I also think the criticism of invoking things like AIXI-tl is missing the point somewhat. As I understand it, the point that is being made when people think about things like this is that nobody expects AGI to actually look like AIXI-tl or be made of Bayes nets, but this is just a preliminary concretization that lets us think about the problem, and substituting this is fine because this isn’t core to the phenomenon we’re poking at (and crucially the core of the thing that we’re pointing at is something very limited in scope, as I listed in one of the cruxes above). As an analogy, it’s like thinking about computational complexity by assuming you have an infinitely large Turing machine and pretending coefficients don’t exist or something, even though real computers don’t look remotely like that. My model of you is saying “ah, but it is core, because humans don’t fit into this framework and they solve the problem, so by restricting yourself to this rigid framework you exclude the one case where it is known to be solved.” To which I would point to the other crux and say “au contraire, humans do actually fit into this formalism, it works in humans because humans happen to be the easy case, and this easy solution generalizing to AGI would exactly correspond to scanning AIXI-tl’s Turing machines for diamond concepts just working without anything special.” (see also: previous comments where I explain my views on ontology identification in humans).
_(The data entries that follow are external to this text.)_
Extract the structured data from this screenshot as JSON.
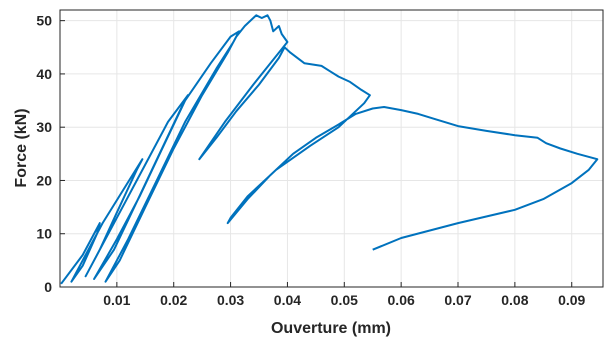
{
  "chart_data": {
    "type": "line",
    "title": "",
    "xlabel": "Ouverture (mm)",
    "ylabel": "Force (kN)",
    "xlim": [
      0,
      0.0955
    ],
    "ylim": [
      0,
      52
    ],
    "xticks": [
      0.01,
      0.02,
      0.03,
      0.04,
      0.05,
      0.06,
      0.07,
      0.08,
      0.09
    ],
    "xtick_labels": [
      "0.01",
      "0.02",
      "0.03",
      "0.04",
      "0.05",
      "0.06",
      "0.07",
      "0.08",
      "0.09"
    ],
    "yticks": [
      0,
      10,
      20,
      30,
      40,
      50
    ],
    "ytick_labels": [
      "0",
      "10",
      "20",
      "30",
      "40",
      "50"
    ],
    "grid": true,
    "legend": "none",
    "line_color": "#0072BD",
    "series": [
      {
        "points": [
          [
            0.0002,
            0.6
          ],
          [
            0.004,
            6
          ],
          [
            0.007,
            12
          ],
          [
            0.0065,
            10
          ],
          [
            0.004,
            4
          ],
          [
            0.002,
            1
          ],
          [
            0.0045,
            6
          ],
          [
            0.0075,
            12
          ],
          [
            0.011,
            18
          ],
          [
            0.0145,
            24
          ],
          [
            0.0135,
            22
          ],
          [
            0.01,
            14
          ],
          [
            0.007,
            7
          ],
          [
            0.0045,
            2
          ],
          [
            0.0075,
            8
          ],
          [
            0.0115,
            16
          ],
          [
            0.015,
            23
          ],
          [
            0.019,
            31
          ],
          [
            0.0225,
            36
          ],
          [
            0.0215,
            34
          ],
          [
            0.0175,
            25
          ],
          [
            0.0135,
            16
          ],
          [
            0.0095,
            7
          ],
          [
            0.006,
            1.5
          ],
          [
            0.01,
            9
          ],
          [
            0.014,
            17
          ],
          [
            0.018,
            26
          ],
          [
            0.022,
            35
          ],
          [
            0.0265,
            42
          ],
          [
            0.03,
            47
          ],
          [
            0.0315,
            48
          ],
          [
            0.0295,
            44
          ],
          [
            0.025,
            36
          ],
          [
            0.02,
            26
          ],
          [
            0.015,
            15
          ],
          [
            0.0105,
            5
          ],
          [
            0.008,
            1
          ],
          [
            0.012,
            9
          ],
          [
            0.017,
            20
          ],
          [
            0.022,
            31
          ],
          [
            0.0275,
            41
          ],
          [
            0.0305,
            46
          ],
          [
            0.031,
            47
          ],
          [
            0.0325,
            49
          ],
          [
            0.0345,
            51
          ],
          [
            0.0355,
            50.5
          ],
          [
            0.0365,
            51
          ],
          [
            0.037,
            50
          ],
          [
            0.0375,
            48
          ],
          [
            0.0385,
            49
          ],
          [
            0.039,
            47.5
          ],
          [
            0.04,
            46
          ],
          [
            0.0385,
            44
          ],
          [
            0.034,
            38
          ],
          [
            0.029,
            31
          ],
          [
            0.0245,
            24
          ],
          [
            0.0275,
            28
          ],
          [
            0.031,
            33
          ],
          [
            0.035,
            38
          ],
          [
            0.0385,
            43
          ],
          [
            0.0395,
            45
          ],
          [
            0.0405,
            44
          ],
          [
            0.043,
            42
          ],
          [
            0.046,
            41.5
          ],
          [
            0.0475,
            40.5
          ],
          [
            0.049,
            39.5
          ],
          [
            0.051,
            38.5
          ],
          [
            0.053,
            37
          ],
          [
            0.0545,
            36
          ],
          [
            0.0535,
            34.5
          ],
          [
            0.049,
            30
          ],
          [
            0.044,
            26.5
          ],
          [
            0.038,
            22
          ],
          [
            0.033,
            17
          ],
          [
            0.03,
            13
          ],
          [
            0.0295,
            12
          ],
          [
            0.033,
            16.5
          ],
          [
            0.037,
            21
          ],
          [
            0.041,
            25
          ],
          [
            0.045,
            28
          ],
          [
            0.049,
            30.5
          ],
          [
            0.052,
            32.5
          ],
          [
            0.055,
            33.5
          ],
          [
            0.057,
            33.8
          ],
          [
            0.06,
            33.2
          ],
          [
            0.063,
            32.5
          ],
          [
            0.066,
            31.5
          ],
          [
            0.07,
            30.2
          ],
          [
            0.075,
            29.3
          ],
          [
            0.08,
            28.5
          ],
          [
            0.084,
            28
          ],
          [
            0.0855,
            27
          ],
          [
            0.088,
            26
          ],
          [
            0.091,
            25
          ],
          [
            0.0945,
            24
          ],
          [
            0.093,
            22
          ],
          [
            0.09,
            19.5
          ],
          [
            0.085,
            16.5
          ],
          [
            0.08,
            14.5
          ],
          [
            0.07,
            12
          ],
          [
            0.06,
            9.2
          ],
          [
            0.055,
            7
          ]
        ]
      }
    ]
  }
}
I want to understand the generators of human alignment properties, so as to learn about the alignment problem and how it “works” in practice, and then use that knowledge of alignment-generators in the AI case. I’m not trying to make an “amplified” human.
I personally am unsure whether this is even a useful frame, or an artifact of conditioning on our own confusion about how alignment works.
How do you know that?
“Get the agent to care about some parts of reality” is not high on my list of problems, because I don’t think it’s a problem, I think it’s the default outcome for the agents we will train. (I don’t have a stable list right now because my list of alignment subproblems is rapidly refactoring as I understand the problem better.)
“Get the agent to care about specific things in the real world” seems important to me, because it’s challenging our ability to map outer supervision signals into internal cognitive structures within the agent. Also, it seems relatively easy to explain, and I also have a good story for why people (and general RL agents) will “bind their values to certain parts of reality” (in a sense which I will later explain).
Disagreeing with the second phrase is one major point of this essay. How do we know that substituting this is fine? By what evidence do we know that the problem is even compactly solvable in the AIXI framing?
(Thanks for querying your model of me, btw! Pretty nice model, that indeed sounds like something I would say. :) )
I don’t think you think humans care about diamonds because the genome specifies brian-scanning circuitry which rewards diamond-thoughts. Or am I wrong? So, humans caring about diamonds actually wouldn’t correspond to the AIXI case? (I also am confused if and why you think that this is how it gets solved for other human motivations...?)
Why not? I mean, except for ethics, wouldn’t it be easier to use amplified humans for alignment research if high-level understanding of human cognition is possible?
What is your list of problems by urgency, btw? Would be curious to know.